Das Zimmer war ihm fremd, doch er zündete keine Kerze an. Seine Flucht war gut vorbereitet. Am Abend zuvor hatte er seine Kleider ordentlich zurechtgelegt. Seine gelben Wollstrümpfe, seine dunkle, samtene Kniehose mit Spangen, den langen Mantel, von dem die Leute sagten, er sehe darin aus wie eine Miniaturausgabe seines Vaters. Geräuschlos zog er sich an, um niemanden im Haus zu wecken. Er hatte keine Ahnung, was sie tun würden, wenn sie bemerkten, dass er so früh schon auf war. Sie waren nette Leute, gute Menschen, die mit seiner Mutter befreundet waren. Vielleicht hätten sie kein Problem damit, dass ein sechsjähriger Junge sich allein auf die Straßen Londons hinauswagte, aber es war besser, es nicht darauf ankommen zu lassen. Das Abenteuer war das Risiko wert, denn es wurde gemunkelt, dass die Leiche, die am Galgen hing, einer der zurzeit berüchtigtsten Piraten sei.
Tastend schlich er sich die Treppe hinunter. Als er auf die Straße trat, hatte die tiefe Schwärze des Himmels gerade begonnen, einem bläulichen Grau zu weichen. John kannte sich in den Straßen von Wapping weit besser aus als in dem Haus, in dem er lebte, seit sich die Gesundheit seiner Mutter verschlechtert hatte, und so lief er rasch durch die engen Straßen und Gassen. Vorbei an stillen, leblosen Häusern, von denen er wusste, dass dort Tischler und Schiffszimmerleute, Fassbinder, Abdichter und Bootsbauer lebten - Männer, mit denen sein Vater Geschäfte machte, wann immer er zu Hause war. Sorgfältig achtete er darauf, nicht in die Abwasserbäche zu treten, die von den Straßen in die Themse strömten. Er wusste nur zu gut, welch fauligen Geruch sie im Lauf dieses Sommertages verbreiten würden. Die Leute nannten das den »üblen Gestank« und er war einer der Gründe dafür, dass er beschlossen hatte, seinen Ausflug bereits bei Tagesanbruch zu unternehmen, wenn die Luft noch kühl war. Es gab jedoch noch weitere Gründe, etwa den, dass sich so früh am Morgen noch keine Menschenmengen gebildet hatten. So kam er nah genug an den Leichnam heran, um ihn in seiner ganzen gefolterten Pracht zu sehen. Und wenn es nötig war, könnte er ohne Schwierigkeiten weglaufen.

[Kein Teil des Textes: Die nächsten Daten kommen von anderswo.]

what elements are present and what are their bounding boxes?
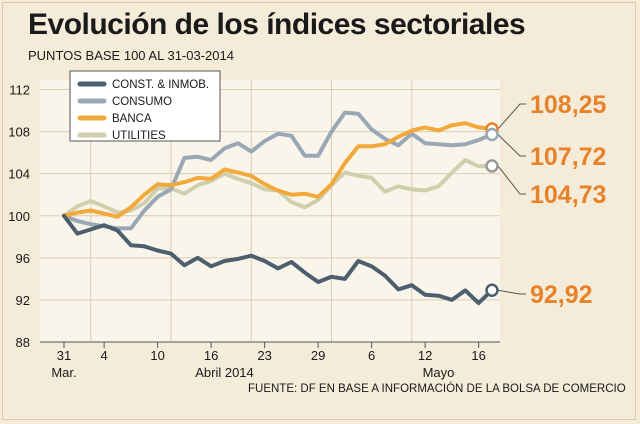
leader-line [497, 103, 526, 130]
x-tick-label: 23 [257, 348, 271, 363]
x-tick-label: 16 [471, 348, 485, 363]
chart-frame [2, 2, 636, 420]
series-line [62, 110, 494, 231]
leader-line [497, 289, 526, 295]
y-tick-label: 92 [16, 293, 30, 308]
x-tick-label: 6 [368, 348, 375, 363]
leader-line [497, 165, 526, 195]
month-label: Mar. [51, 365, 76, 380]
legend-label: CONSUMO [112, 96, 172, 108]
y-tick-label: 108 [8, 125, 30, 140]
x-tick-label: 4 [101, 348, 108, 363]
y-tick-label: 112 [9, 83, 30, 98]
series-line [62, 213, 494, 306]
end-value-label: 108,25 [530, 91, 607, 119]
legend: CONST. & INMOB. CONSUMO BANCA UTILITIES [69, 70, 221, 142]
y-tick-label: 100 [8, 209, 30, 224]
x-tick-label: 31 [57, 348, 71, 363]
end-marker [485, 283, 499, 297]
end-value-label: 107,72 [530, 143, 606, 171]
x-tick-label: 12 [418, 348, 432, 363]
x-tick-label: 10 [150, 348, 164, 363]
end-value-label: 92,92 [530, 281, 593, 309]
month-label: Abril 2014 [195, 365, 254, 380]
chart-source: FUENTE: DF EN BASE A INFORMACIÓN DE LA B… [248, 383, 626, 395]
y-tick-label: 104 [8, 167, 30, 182]
legend-label: CONST. & INMOB. [112, 79, 209, 91]
month-label: Mayo [423, 365, 455, 380]
end-value-label: 104,73 [530, 181, 606, 209]
x-tick-label: 16 [204, 348, 218, 363]
end-marker [485, 159, 499, 173]
legend-label: BANCA [112, 113, 152, 125]
y-tick-label: 96 [16, 251, 30, 266]
x-tick-label: 29 [311, 348, 325, 363]
legend-label: UTILITIES [112, 130, 166, 142]
y-tick-label: 88 [16, 335, 30, 350]
leader-line [497, 134, 526, 157]
end-marker [485, 127, 499, 142]
chart-title: Evolución de los índices sectoriales [28, 8, 526, 41]
series-line [62, 121, 494, 219]
chart-subtitle: PUNTOS BASE 100 AL 31-03-2014 [28, 48, 234, 63]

Nach wenigen Minuten bog er um die letzte Ecke und stand direkt vor der Themse. Der Fluss war stark angeschwollen, wie fast immer. So oft hatte er das schon gesehen, dennoch konnte er nicht vorbeigehen, ohne anzuhalten und auf das fließende Reich zu blicken, das sich vor ihm ausbreitete. Hunderte Schiffe aller Größen und Bauarten tummelten sich auf dem Fluss. Brigs und Snows, einmastige Schaluppen und Zweimastschoner, alle für ihren besonderen Zweck gebaut und ausgerüstet. Für jedes dieser Handelsschiffe standen vier oder fünf Schleppkähne bereit. Einige von ihnen beförderten Zollbeamte, die sicherstellten, dass die Zölle korrekt bezahlt wurden, andere brachten Versorgungsgüter auf die Schiffe, die darauf warteten, weiterfahren zu können. Dem florierenden britischen Seehandel waren keine Grenzen gesetzt.

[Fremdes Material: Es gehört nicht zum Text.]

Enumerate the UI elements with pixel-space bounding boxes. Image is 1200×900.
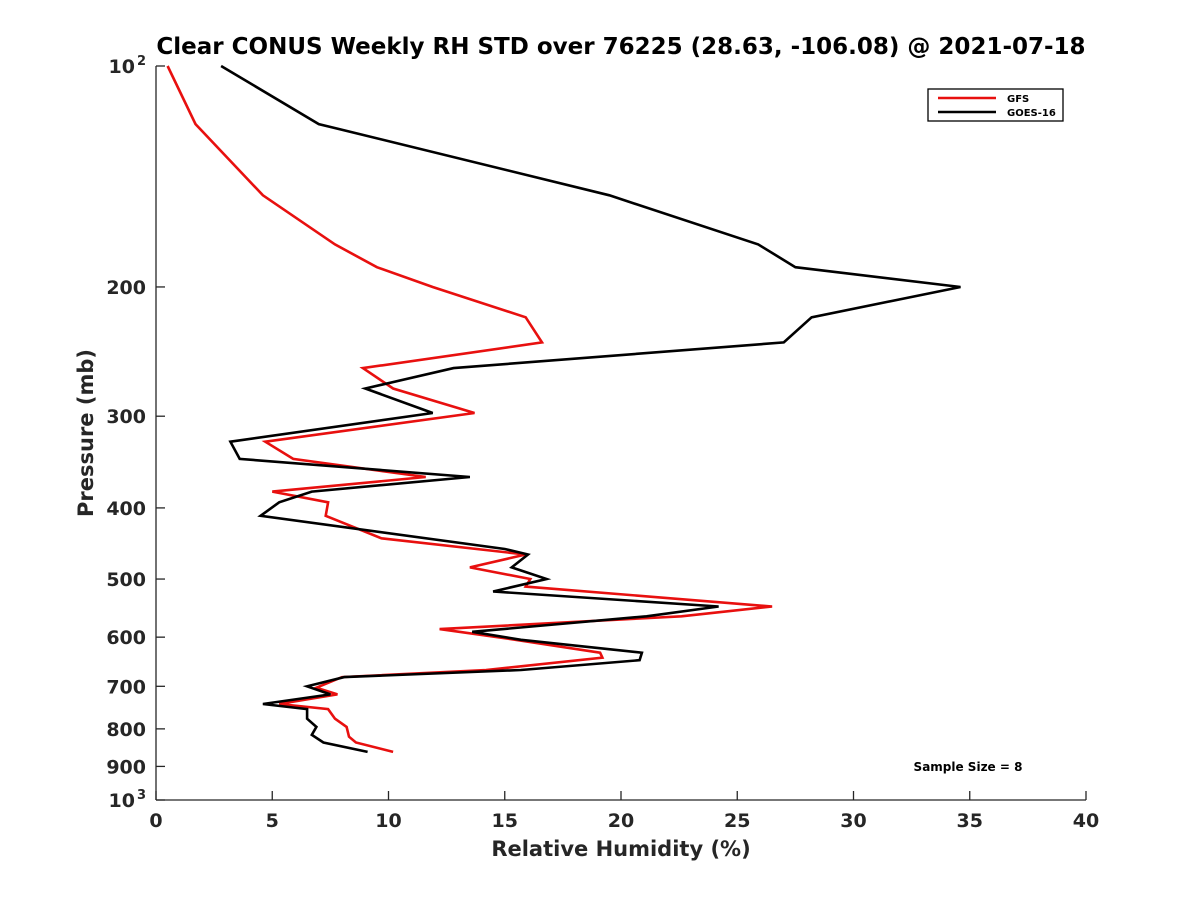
y-tick-exponent: 3 xyxy=(137,788,146,803)
x-tick-label: 40 xyxy=(1073,810,1099,832)
x-axis-label: Relative Humidity (%) xyxy=(491,837,750,861)
x-tick-label: 5 xyxy=(266,810,279,832)
x-tick-label: 30 xyxy=(840,810,866,832)
y-tick-label: 10 xyxy=(109,790,135,812)
y-tick-label: 500 xyxy=(106,569,146,591)
x-tick-label: 35 xyxy=(957,810,983,832)
x-tick-label: 0 xyxy=(149,810,162,832)
series-line-gfs xyxy=(166,65,773,754)
x-tick-label: 15 xyxy=(492,810,518,832)
y-tick-label: 900 xyxy=(106,756,146,778)
x-axis-ticks: 0 5 10 15 20 25 30 35 40 xyxy=(149,791,1099,832)
y-tick-label: 600 xyxy=(106,627,146,649)
series-line-goes-16 xyxy=(220,64,961,754)
legend-items: GFS GOES-16 xyxy=(938,94,1056,119)
y-tick-exponent: 2 xyxy=(137,54,146,69)
y-tick-label: 200 xyxy=(106,277,146,299)
legend: GFS GOES-16 xyxy=(927,88,1064,122)
x-tick-label: 25 xyxy=(724,810,750,832)
y-axis-label: Pressure (mb) xyxy=(74,349,98,517)
chart-title: Clear CONUS Weekly RH STD over 76225 (28… xyxy=(156,34,1085,60)
plot-area: 0 5 10 15 20 25 30 35 40 10 220030040050060070080… xyxy=(106,54,1099,832)
legend-label: GFS xyxy=(1007,94,1029,105)
y-tick-label: 700 xyxy=(106,676,146,698)
sample-size-annotation: Sample Size = 8 xyxy=(914,760,1023,774)
y-tick-label: 10 xyxy=(109,56,135,78)
y-tick-label: 300 xyxy=(106,406,146,428)
y-tick-label: 400 xyxy=(106,498,146,520)
legend-label: GOES-16 xyxy=(1007,108,1056,119)
series-layer xyxy=(166,64,961,754)
x-tick-label: 10 xyxy=(375,810,401,832)
x-tick-label: 20 xyxy=(608,810,634,832)
legend-box xyxy=(927,88,1064,122)
y-tick-label: 800 xyxy=(106,719,146,741)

Während John seinen Blick über die Szenerie schweifen ließ, registrierte er jede Veränderung gegenüber dem Tag zuvor. Er kannte einige der Schiffe beim Namen und die, die er nicht kannte, konnte er lesen wie die Worte in einem Gesangbuch. Als Sohn eines Kapitäns fiel es ihm leicht, die Schiffe, die in der Nordsee oder dem Mittelmeer Handel trieben, von jenen zu unterscheiden, die bis zu den Ostindischen Inseln fuhren und Seide und Gewürze mitbrachten. Am einfachsten zu erkennen waren die Schiffe, die nach Süden an die guineische Küste Afrikas fuhren, bevor sie ihre menschliche Fracht über den Atlantik beförderten und sich beladen mit Zucker, Rum und Tabak von den Passatwinden nach Hause treiben ließen. Mit den eingezäunten Quartieren an Deck und den Netzen, die die Menschen davon abhalten sollten, über Bord zu springen, waren die Sklavenschiffe die einzigen, die wie schwimmende Gefängnisse aussahen.

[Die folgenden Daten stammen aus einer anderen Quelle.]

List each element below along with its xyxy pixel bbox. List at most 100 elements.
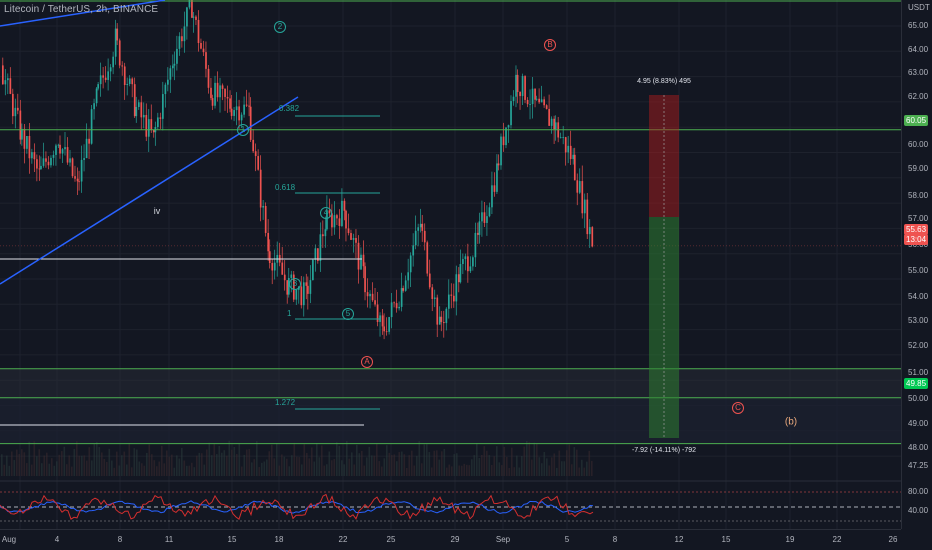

John blieb am Themseufer stehen, bis sich die Sonne in den Himmel erhob. Als er ihre Strahlen auf dem Gesicht spürte, wandte er sich ab. Flussaufwärts lag der Rest von London, aber er hatte kein Interesse am Parlament oder den Palästen. Flussabwärts war es, wo er hinwollte. Irgendwann würde er in die Fußstapfen seines Vaters treten, über den Ozean fahren und den Rest der Welt entdecken. Aber zuerst würde er an den Ort gehen, der ihn den ganzen letzten Tag beschäftigt hatte: das Execution Dock - der Hinrichtungsplatz am Ufer der Themse.
John ging, so weit er konnte, an der Themse entlang, bevor die Straße ihn wegführte. Er passierte Geschäfte und Gärten, die ihm so vertraut waren wie die wärmende Umarmung seiner Mutter. Als die Luft von dem Gestank nach Schweiß und Tabak, Rum und Zucker erfüllt wurde, beschleunigte er seine Schritte. Auch wenn sich sein Vater weit entfernt auf dem Mittelmeer befand und für Monate nicht zurückkehren würde, verspürte John nicht den Wunsch, sich in der Nähe von Kapitän Newtons Lieblingskaffeehaus aufzuhalten. Sein Instinkt hatte ihn gelehrt, die großmäuligen Männer mit dem stechenden Blick, die sich dort häufig aufhielten, zu meiden, wann immer es möglich war.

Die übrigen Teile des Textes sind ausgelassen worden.